Soft Propaganda, Special Relations
On May 14, 1940, Otto Neurath and Marie Reidemeister fled from the harbour of Scheveningen in The Hague to England. It was the last boat that could escape from Holland before the German occupiers took the city. Years earlier, in 1934, they had fled the same danger from Vienna to Holland. Otto Neurath can be seen as the godfather of today’s infographics. In the Gesellschafts- und Wirtschaftsmuseum (Social & Economic Museum) that he founded in Vienna, developments in various areas of society were shown by means of pictorial statistics to a broad audience – rich and poor, literate and illiterate. At the Museum, Otto Neurath acted as the scientific director and inspirer, Marie Reidemeister as the ‘Transformer’ of data into sketches, and Gerd Arntz as the head of the graphics department which designed pictograms and layouts. These three continued that work in Holland under the acronym Isotype (International System Of TYpographic Picture Education).
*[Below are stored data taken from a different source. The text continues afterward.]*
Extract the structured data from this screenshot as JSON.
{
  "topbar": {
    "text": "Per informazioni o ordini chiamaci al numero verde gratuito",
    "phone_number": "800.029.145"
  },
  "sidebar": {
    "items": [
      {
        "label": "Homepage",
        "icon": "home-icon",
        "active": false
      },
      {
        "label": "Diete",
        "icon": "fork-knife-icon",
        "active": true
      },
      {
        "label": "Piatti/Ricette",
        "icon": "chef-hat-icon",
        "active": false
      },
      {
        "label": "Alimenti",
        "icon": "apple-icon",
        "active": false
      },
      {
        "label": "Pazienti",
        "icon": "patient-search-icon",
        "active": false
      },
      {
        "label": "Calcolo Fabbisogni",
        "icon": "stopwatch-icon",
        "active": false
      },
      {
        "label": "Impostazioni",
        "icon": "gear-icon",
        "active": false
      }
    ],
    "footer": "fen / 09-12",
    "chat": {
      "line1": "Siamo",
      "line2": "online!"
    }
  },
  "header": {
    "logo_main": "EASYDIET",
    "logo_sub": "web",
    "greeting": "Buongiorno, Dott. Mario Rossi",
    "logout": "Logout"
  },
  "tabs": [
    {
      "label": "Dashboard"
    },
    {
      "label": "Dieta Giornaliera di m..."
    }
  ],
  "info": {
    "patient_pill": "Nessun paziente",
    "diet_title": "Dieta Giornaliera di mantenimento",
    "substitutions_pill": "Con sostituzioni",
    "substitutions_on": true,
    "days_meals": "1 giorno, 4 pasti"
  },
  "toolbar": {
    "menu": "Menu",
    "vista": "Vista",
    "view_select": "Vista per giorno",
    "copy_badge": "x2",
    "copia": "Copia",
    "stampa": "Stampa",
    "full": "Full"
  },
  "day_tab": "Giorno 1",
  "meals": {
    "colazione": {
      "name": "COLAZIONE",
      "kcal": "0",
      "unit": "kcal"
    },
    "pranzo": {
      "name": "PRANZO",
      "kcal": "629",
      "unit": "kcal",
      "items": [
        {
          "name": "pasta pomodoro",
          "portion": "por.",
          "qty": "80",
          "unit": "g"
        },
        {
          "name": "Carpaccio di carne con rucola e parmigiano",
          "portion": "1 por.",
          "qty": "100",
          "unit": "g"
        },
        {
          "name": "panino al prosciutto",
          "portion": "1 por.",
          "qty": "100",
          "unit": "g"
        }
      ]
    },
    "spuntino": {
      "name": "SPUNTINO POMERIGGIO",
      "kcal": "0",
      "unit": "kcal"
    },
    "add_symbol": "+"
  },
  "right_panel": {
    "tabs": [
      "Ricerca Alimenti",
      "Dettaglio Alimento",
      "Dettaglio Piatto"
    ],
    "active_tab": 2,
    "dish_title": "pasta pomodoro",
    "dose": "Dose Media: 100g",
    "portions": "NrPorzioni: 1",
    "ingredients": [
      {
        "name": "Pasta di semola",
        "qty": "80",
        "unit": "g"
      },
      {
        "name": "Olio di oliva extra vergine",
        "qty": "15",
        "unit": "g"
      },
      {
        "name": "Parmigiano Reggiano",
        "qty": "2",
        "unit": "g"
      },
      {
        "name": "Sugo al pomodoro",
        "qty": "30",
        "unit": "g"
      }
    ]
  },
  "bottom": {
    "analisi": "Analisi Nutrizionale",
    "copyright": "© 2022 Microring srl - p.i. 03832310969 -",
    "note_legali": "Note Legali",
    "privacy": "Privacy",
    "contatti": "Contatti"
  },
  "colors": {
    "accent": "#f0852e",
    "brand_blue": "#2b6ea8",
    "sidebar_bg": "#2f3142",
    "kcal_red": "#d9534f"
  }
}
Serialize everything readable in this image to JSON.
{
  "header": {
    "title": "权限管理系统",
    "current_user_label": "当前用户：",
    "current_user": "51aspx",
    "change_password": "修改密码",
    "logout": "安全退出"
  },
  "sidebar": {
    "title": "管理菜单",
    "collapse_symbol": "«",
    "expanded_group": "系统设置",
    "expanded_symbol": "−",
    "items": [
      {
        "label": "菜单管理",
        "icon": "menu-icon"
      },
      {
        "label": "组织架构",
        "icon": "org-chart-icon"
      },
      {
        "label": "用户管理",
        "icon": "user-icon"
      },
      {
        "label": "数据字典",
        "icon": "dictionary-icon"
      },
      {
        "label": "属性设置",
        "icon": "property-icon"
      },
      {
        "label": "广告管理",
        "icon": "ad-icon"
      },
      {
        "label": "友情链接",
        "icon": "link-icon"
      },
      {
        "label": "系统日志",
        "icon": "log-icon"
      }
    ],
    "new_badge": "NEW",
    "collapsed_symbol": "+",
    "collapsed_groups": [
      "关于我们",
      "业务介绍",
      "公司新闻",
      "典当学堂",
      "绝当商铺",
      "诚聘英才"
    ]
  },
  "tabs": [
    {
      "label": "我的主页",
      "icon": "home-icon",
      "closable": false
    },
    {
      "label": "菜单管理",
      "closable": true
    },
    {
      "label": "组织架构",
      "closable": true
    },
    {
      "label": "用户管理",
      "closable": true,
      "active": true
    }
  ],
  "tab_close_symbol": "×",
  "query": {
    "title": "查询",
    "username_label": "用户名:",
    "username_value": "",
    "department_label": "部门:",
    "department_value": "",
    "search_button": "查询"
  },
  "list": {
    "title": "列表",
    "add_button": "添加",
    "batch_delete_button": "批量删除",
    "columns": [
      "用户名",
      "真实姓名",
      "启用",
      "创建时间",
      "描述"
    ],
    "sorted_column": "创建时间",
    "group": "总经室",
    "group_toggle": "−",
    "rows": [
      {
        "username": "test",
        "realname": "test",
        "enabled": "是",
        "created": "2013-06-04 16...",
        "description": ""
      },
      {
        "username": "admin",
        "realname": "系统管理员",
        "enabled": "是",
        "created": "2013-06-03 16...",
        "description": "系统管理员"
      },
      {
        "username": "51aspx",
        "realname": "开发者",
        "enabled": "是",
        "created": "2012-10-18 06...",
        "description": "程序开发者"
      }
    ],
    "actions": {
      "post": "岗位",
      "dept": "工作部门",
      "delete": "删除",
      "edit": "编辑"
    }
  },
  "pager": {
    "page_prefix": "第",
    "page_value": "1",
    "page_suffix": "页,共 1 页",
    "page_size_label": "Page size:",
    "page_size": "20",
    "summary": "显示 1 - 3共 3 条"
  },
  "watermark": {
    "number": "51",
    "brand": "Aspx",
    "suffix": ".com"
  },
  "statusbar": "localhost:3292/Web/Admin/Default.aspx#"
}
After internment as ‘enemy aliens’ on the Isle of Man, Neurath & Reidemeister were able to continue their work in the UK. Through Wolfgang Foges and his book packaging firm Adprint, they were commissioned to design Isotype charts for books supported by the Ministry of Information during the war – what might be called ‘soft propaganda’. From 1942, Isotypes were supplied for information about the embryonic welfare state (Beveridge Plan), for illustrated books about Britain’s allies (USA and USSR), and on what British democracy should look like after the war.
This book illustrates around 250 Isotypes from these publications and provides information about the producers, authors, editors, and designers, and not least about the working relationship between the Isotype Institute and Adprint. The examples presented show the remarkable quality of the graphics, produced under less than ideal circumstances during wartime.